A function of two variables is given by,
f(x,y) = e^2x-3y
Find the tangent approximation to f(0.989,1.166) near (0,0), giving your answer to 4 decimal places.
To find the tangent approximation to f(0.989,1.166) near (0,0), we can use the concept of linearization. The linearization of a multi-variable function is given by the equation:
L(x,y) = f(a,b) + (∂f/∂x)(a,b)(x-a) + (∂f/∂y)(a,b)(y-b)
where (a,b) is the point at which we want to approximate the function and (∂f/∂x)(a,b) and (∂f/∂y)(a,b) are the partial derivatives of f with respect to x and y, evaluated at (a,b).
In our case, the given function is f(x,y) = e^(2x-3y). So, let's calculate the partial derivatives.
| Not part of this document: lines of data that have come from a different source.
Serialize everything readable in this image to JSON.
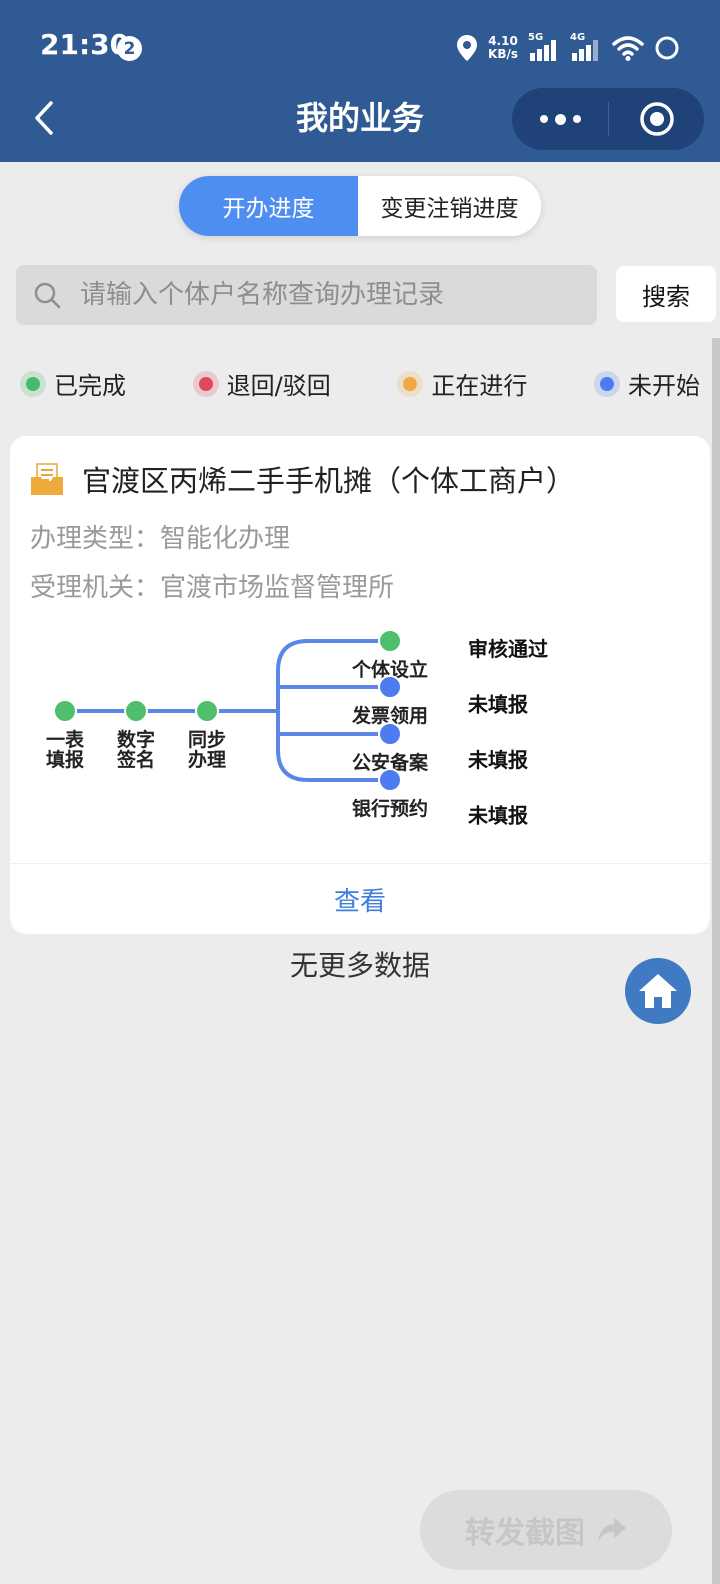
{
  "status_bar": {
    "time": "21:30",
    "notification_count": "2",
    "net_speed_value": "4.10",
    "net_speed_unit": "KB/s",
    "sim1_label": "5G",
    "sim2_label": "4G"
  },
  "nav": {
    "title": "我的业务"
  },
  "segment": {
    "tabs": [
      "开办进度",
      "变更注销进度"
    ],
    "selected": "开办进度"
  },
  "search": {
    "placeholder": "请输入个体户名称查询办理记录",
    "value": "",
    "button_label": "搜索"
  },
  "legend": {
    "items": [
      {
        "label": "已完成",
        "color": "#47b96a"
      },
      {
        "label": "退回/驳回",
        "color": "#e2475c"
      },
      {
        "label": "正在进行",
        "color": "#f3a843"
      },
      {
        "label": "未开始",
        "color": "#4d7cf0"
      }
    ]
  },
  "record": {
    "title": "官渡区丙烯二手手机摊（个体工商户）",
    "type_label": "办理类型：",
    "type_value": "智能化办理",
    "agency_label": "受理机关：",
    "agency_value": "官渡市场监督管理所",
    "flow": {
      "main_steps": [
        {
          "line1": "一表",
          "line2": "填报",
          "status": "completed"
        },
        {
          "line1": "数字",
          "line2": "签名",
          "status": "completed"
        },
        {
          "line1": "同步",
          "line2": "办理",
          "status": "completed"
        }
      ],
      "branches": [
        {
          "label": "个体设立",
          "status_text": "审核通过",
          "status": "completed"
        },
        {
          "label": "发票领用",
          "status_text": "未填报",
          "status": "not_started"
        },
        {
          "label": "公安备案",
          "status_text": "未填报",
          "status": "not_started"
        },
        {
          "label": "银行预约",
          "status_text": "未填报",
          "status": "not_started"
        }
      ],
      "colors": {
        "line": "#5b86e6",
        "completed": "#4fbf6e",
        "not_started": "#4d7cf0"
      }
    },
    "view_label": "查看"
  },
  "list_footer": "无更多数据",
  "share_button": "转发截图",
  "icons": {
    "back": "chevron-left-icon",
    "more": "more-dots-icon",
    "target": "target-icon",
    "search": "search-icon",
    "record": "folder-document-icon",
    "home": "home-icon",
    "share": "share-arrow-icon"
  },
  "colors": {
    "header_bg": "#2f5a94",
    "accent_blue": "#4f8ef1",
    "link_blue": "#3f7fdc",
    "page_bg": "#ececec"
  }
}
∂f/∂x = (∂/∂x)(e^(2x-3y)) = 2e^(2x-3y)
∂f/∂y = (∂/∂y)(e^(2x-3y)) = -3e^(2x-3y)
Now, let's evaluate the partial derivatives (∂f/∂x)(0,0) and (∂f/∂y)(0,0) at (a,b) = (0,0):
(∂f/∂x)(0,0) = 2e^(2(0)-3(0)) = 2e^0 = 2
(∂f/∂y)(0,0) = -3e^(2(0)-3(0)) = -3e^0 = -3
Next, let's plug these values into the linearization formula. We have:
L(x,y) = f(0,0) + (∂f/∂x)(0,0)(x-0) + (∂f/∂y)(0,0)(y-0)
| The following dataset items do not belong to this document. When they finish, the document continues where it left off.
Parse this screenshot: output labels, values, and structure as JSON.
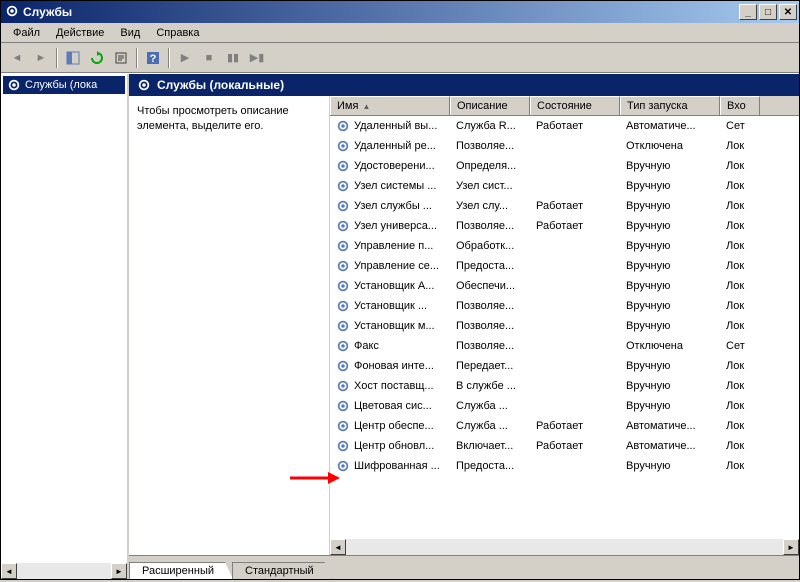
{
  "window": {
    "title": "Службы"
  },
  "menu": {
    "file": "Файл",
    "action": "Действие",
    "view": "Вид",
    "help": "Справка"
  },
  "tree": {
    "root": "Службы (лока"
  },
  "pane": {
    "header": "Службы (локальные)",
    "description": "Чтобы просмотреть описание элемента, выделите его."
  },
  "columns": {
    "name": "Имя",
    "desc": "Описание",
    "state": "Состояние",
    "startup": "Тип запуска",
    "logon": "Вхо"
  },
  "tabs": {
    "extended": "Расширенный",
    "standard": "Стандартный"
  },
  "services": [
    {
      "name": "Удаленный вы...",
      "desc": "Служба R...",
      "state": "Работает",
      "startup": "Автоматиче...",
      "logon": "Сет"
    },
    {
      "name": "Удаленный ре...",
      "desc": "Позволяе...",
      "state": "",
      "startup": "Отключена",
      "logon": "Лок"
    },
    {
      "name": "Удостоверени...",
      "desc": "Определя...",
      "state": "",
      "startup": "Вручную",
      "logon": "Лок"
    },
    {
      "name": "Узел системы ...",
      "desc": "Узел сист...",
      "state": "",
      "startup": "Вручную",
      "logon": "Лок"
    },
    {
      "name": "Узел службы ...",
      "desc": "Узел слу...",
      "state": "Работает",
      "startup": "Вручную",
      "logon": "Лок"
    },
    {
      "name": "Узел универса...",
      "desc": "Позволяе...",
      "state": "Работает",
      "startup": "Вручную",
      "logon": "Лок"
    },
    {
      "name": "Управление п...",
      "desc": "Обработк...",
      "state": "",
      "startup": "Вручную",
      "logon": "Лок"
    },
    {
      "name": "Управление се...",
      "desc": "Предоста...",
      "state": "",
      "startup": "Вручную",
      "logon": "Лок"
    },
    {
      "name": "Установщик A...",
      "desc": "Обеспечи...",
      "state": "",
      "startup": "Вручную",
      "logon": "Лок"
    },
    {
      "name": "Установщик ...",
      "desc": "Позволяе...",
      "state": "",
      "startup": "Вручную",
      "logon": "Лок"
    },
    {
      "name": "Установщик м...",
      "desc": "Позволяе...",
      "state": "",
      "startup": "Вручную",
      "logon": "Лок"
    },
    {
      "name": "Факс",
      "desc": "Позволяе...",
      "state": "",
      "startup": "Отключена",
      "logon": "Сет"
    },
    {
      "name": "Фоновая инте...",
      "desc": "Передает...",
      "state": "",
      "startup": "Вручную",
      "logon": "Лок"
    },
    {
      "name": "Хост поставщ...",
      "desc": "В службе ...",
      "state": "",
      "startup": "Вручную",
      "logon": "Лок"
    },
    {
      "name": "Цветовая сис...",
      "desc": "Служба ...",
      "state": "",
      "startup": "Вручную",
      "logon": "Лок"
    },
    {
      "name": "Центр обеспе...",
      "desc": "Служба ...",
      "state": "Работает",
      "startup": "Автоматиче...",
      "logon": "Лок"
    },
    {
      "name": "Центр обновл...",
      "desc": "Включает...",
      "state": "Работает",
      "startup": "Автоматиче...",
      "logon": "Лок"
    },
    {
      "name": "Шифрованная ...",
      "desc": "Предоста...",
      "state": "",
      "startup": "Вручную",
      "logon": "Лок"
    }
  ],
  "colors": {
    "accent": "#0a246a",
    "panel": "#d4d0c8"
  }
}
To find f(0,0), substitute x = 0 and y = 0 into the given function:
f(0,0) = e^(2(0)-3(0)) = e^0 = 1
Hence, the linearization becomes:
L(x,y) = 1 + 2x - 3y
Finally, substitute the values of x = 0.989 and y = 1.166 into the linearization equation to find the tangent approximation:
L(0.989, 1.166) = 1 + 2(0.989) - 3(1.166) = 1 + 1.978 - 3.498 = -0.52
Therefore, the tangent approximation to f(0.989,1.166) near (0,0) is -0.52, rounded to 4 decimal places.